Start the interactive job setup:

cosmicac jobs create

Select Managed Inference (vLLM) as the job type, then set these fields:

Job name — a name to identify the job.
Tags — comma-separated labels for the job.
Location — the region where the job runs.
GPU type — the GPU to use. The CLI lists the GPUs available in your location.
GPU count — the number of GPUs.
Model — the model to serve. Select a listed model, or enter a Hugging Face model ID to bring your own.
Data type — the numeric precision the model runs at.
Quantisation — how to compress the model weights.
Tensor parallel — how many GPUs to split the model across.
GPU memory utilization — the fraction of GPU memory to use.
Max model length — the maximum context length.
Max concurrent sequences — the maximum requests handled at once.
Reasoning parser — the parser for reasoning output.
Video & image input — whether the model accepts multimodal input.
Endpoint name — a name for the endpoint, used in its URL path.
Replicas — how many copies of the model to run.
Require Authorization header — whether callers must send an API key. See Create an API key.
Root disk size — the VM root disk size in GB. Choose 250, 500, or 1000.
Environment variables — optional variables passed to the serving container.
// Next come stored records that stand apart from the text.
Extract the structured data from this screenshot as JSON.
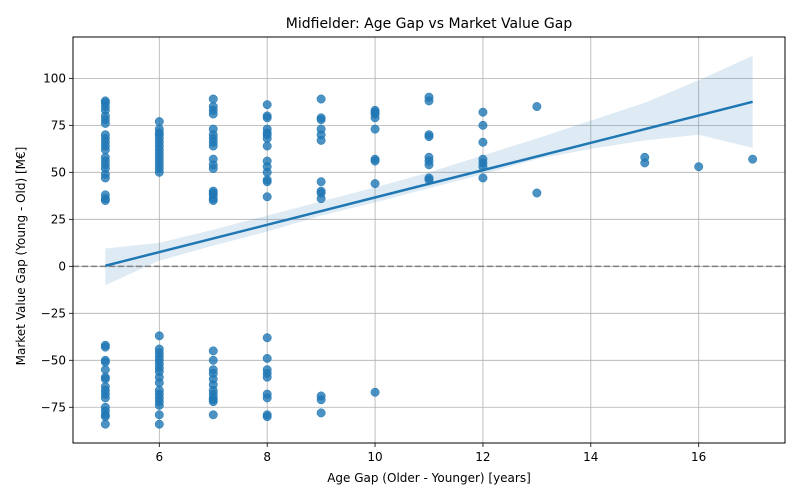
{
  "chart_data": {
    "type": "scatter",
    "title": "Midfielder: Age Gap vs Market Value Gap",
    "xlabel": "Age Gap (Older - Younger) [years]",
    "ylabel": "Market Value Gap (Young - Old) [M€]",
    "xlim": [
      4.4,
      17.6
    ],
    "ylim": [
      -94,
      122
    ],
    "xticks": [
      6,
      8,
      10,
      12,
      14,
      16
    ],
    "yticks": [
      -75,
      -50,
      -25,
      0,
      25,
      50,
      75,
      100
    ],
    "grid": true,
    "reference_line": {
      "y": 0,
      "style": "dashed",
      "color": "#808080"
    },
    "point_color": "#1f77b4",
    "fit_line": {
      "x": [
        5,
        17
      ],
      "y": [
        0.3,
        87.5
      ],
      "color": "#1f77b4"
    },
    "confidence_band": {
      "x": [
        5,
        6,
        7,
        8,
        9,
        10,
        11,
        12,
        13,
        14,
        15,
        16,
        17
      ],
      "upper": [
        9.5,
        12.5,
        19.5,
        27,
        34.5,
        42,
        50,
        59,
        68,
        77.5,
        87,
        99,
        112
      ],
      "lower": [
        -10,
        3,
        11,
        18.5,
        27,
        34,
        41.5,
        49,
        57,
        62.5,
        67,
        70,
        63
      ],
      "color": "#1f77b4"
    },
    "points": [
      [
        5,
        88
      ],
      [
        5,
        87
      ],
      [
        5,
        85
      ],
      [
        5,
        83
      ],
      [
        5,
        80
      ],
      [
        5,
        78
      ],
      [
        5,
        76
      ],
      [
        5,
        70
      ],
      [
        5,
        68
      ],
      [
        5,
        66
      ],
      [
        5,
        64
      ],
      [
        5,
        62
      ],
      [
        5,
        58
      ],
      [
        5,
        56
      ],
      [
        5,
        54
      ],
      [
        5,
        52
      ],
      [
        5,
        49
      ],
      [
        5,
        47
      ],
      [
        5,
        38
      ],
      [
        5,
        36
      ],
      [
        5,
        35
      ],
      [
        5,
        -42
      ],
      [
        5,
        -43
      ],
      [
        5,
        -50
      ],
      [
        5,
        -51
      ],
      [
        5,
        -55
      ],
      [
        5,
        -59
      ],
      [
        5,
        -60
      ],
      [
        5,
        -64
      ],
      [
        5,
        -66
      ],
      [
        5,
        -68
      ],
      [
        5,
        -70
      ],
      [
        5,
        -75
      ],
      [
        5,
        -77
      ],
      [
        5,
        -79
      ],
      [
        5,
        -80
      ],
      [
        5,
        -84
      ],
      [
        6,
        77
      ],
      [
        6,
        73
      ],
      [
        6,
        71
      ],
      [
        6,
        70
      ],
      [
        6,
        68
      ],
      [
        6,
        66
      ],
      [
        6,
        64
      ],
      [
        6,
        62
      ],
      [
        6,
        60
      ],
      [
        6,
        58
      ],
      [
        6,
        56
      ],
      [
        6,
        54
      ],
      [
        6,
        52
      ],
      [
        6,
        50
      ],
      [
        6,
        -37
      ],
      [
        6,
        -44
      ],
      [
        6,
        -46
      ],
      [
        6,
        -48
      ],
      [
        6,
        -50
      ],
      [
        6,
        -52
      ],
      [
        6,
        -54
      ],
      [
        6,
        -56
      ],
      [
        6,
        -59
      ],
      [
        6,
        -62
      ],
      [
        6,
        -66
      ],
      [
        6,
        -68
      ],
      [
        6,
        -70
      ],
      [
        6,
        -72
      ],
      [
        6,
        -74
      ],
      [
        6,
        -79
      ],
      [
        6,
        -84
      ],
      [
        7,
        89
      ],
      [
        7,
        85
      ],
      [
        7,
        83
      ],
      [
        7,
        81
      ],
      [
        7,
        73
      ],
      [
        7,
        70
      ],
      [
        7,
        68
      ],
      [
        7,
        66
      ],
      [
        7,
        64
      ],
      [
        7,
        57
      ],
      [
        7,
        54
      ],
      [
        7,
        52
      ],
      [
        7,
        40
      ],
      [
        7,
        39
      ],
      [
        7,
        38
      ],
      [
        7,
        36
      ],
      [
        7,
        35
      ],
      [
        7,
        -45
      ],
      [
        7,
        -50
      ],
      [
        7,
        -55
      ],
      [
        7,
        -57
      ],
      [
        7,
        -60
      ],
      [
        7,
        -63
      ],
      [
        7,
        -66
      ],
      [
        7,
        -68
      ],
      [
        7,
        -70
      ],
      [
        7,
        -71
      ],
      [
        7,
        -72
      ],
      [
        7,
        -79
      ],
      [
        8,
        86
      ],
      [
        8,
        80
      ],
      [
        8,
        79
      ],
      [
        8,
        73
      ],
      [
        8,
        71
      ],
      [
        8,
        70
      ],
      [
        8,
        68
      ],
      [
        8,
        64
      ],
      [
        8,
        56
      ],
      [
        8,
        53
      ],
      [
        8,
        50
      ],
      [
        8,
        46
      ],
      [
        8,
        45
      ],
      [
        8,
        37
      ],
      [
        8,
        -38
      ],
      [
        8,
        -49
      ],
      [
        8,
        -55
      ],
      [
        8,
        -57
      ],
      [
        8,
        -59
      ],
      [
        8,
        -68
      ],
      [
        8,
        -70
      ],
      [
        8,
        -79
      ],
      [
        8,
        -80
      ],
      [
        9,
        89
      ],
      [
        9,
        79
      ],
      [
        9,
        78
      ],
      [
        9,
        73
      ],
      [
        9,
        70
      ],
      [
        9,
        67
      ],
      [
        9,
        45
      ],
      [
        9,
        40
      ],
      [
        9,
        39
      ],
      [
        9,
        36
      ],
      [
        9,
        -69
      ],
      [
        9,
        -71
      ],
      [
        9,
        -78
      ],
      [
        10,
        83
      ],
      [
        10,
        82
      ],
      [
        10,
        81
      ],
      [
        10,
        79
      ],
      [
        10,
        73
      ],
      [
        10,
        57
      ],
      [
        10,
        56
      ],
      [
        10,
        44
      ],
      [
        10,
        -67
      ],
      [
        11,
        90
      ],
      [
        11,
        88
      ],
      [
        11,
        70
      ],
      [
        11,
        69
      ],
      [
        11,
        58
      ],
      [
        11,
        56
      ],
      [
        11,
        54
      ],
      [
        11,
        47
      ],
      [
        11,
        46
      ],
      [
        12,
        82
      ],
      [
        12,
        75
      ],
      [
        12,
        66
      ],
      [
        12,
        57
      ],
      [
        12,
        55
      ],
      [
        12,
        53
      ],
      [
        12,
        47
      ],
      [
        13,
        85
      ],
      [
        13,
        39
      ],
      [
        15,
        58
      ],
      [
        15,
        55
      ],
      [
        16,
        53
      ],
      [
        17,
        57
      ]
    ]
  }
}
You can serve any model that vLLM supports. Browse the Hugging Face model hub or the vLLM supported models list to find one.

To serve a speech-to-text model instead, see Create a Managed Inference Job (Parakeet).

The Job configuration reference describes each field, and Recommended model parameters lists recommended values for supported models.

CosmicAC creates the job and prints its ID.

Check that your endpoint is serving:

cosmicac models healthcheck

Your endpoint appears as Endpoint: <endpoint-name>.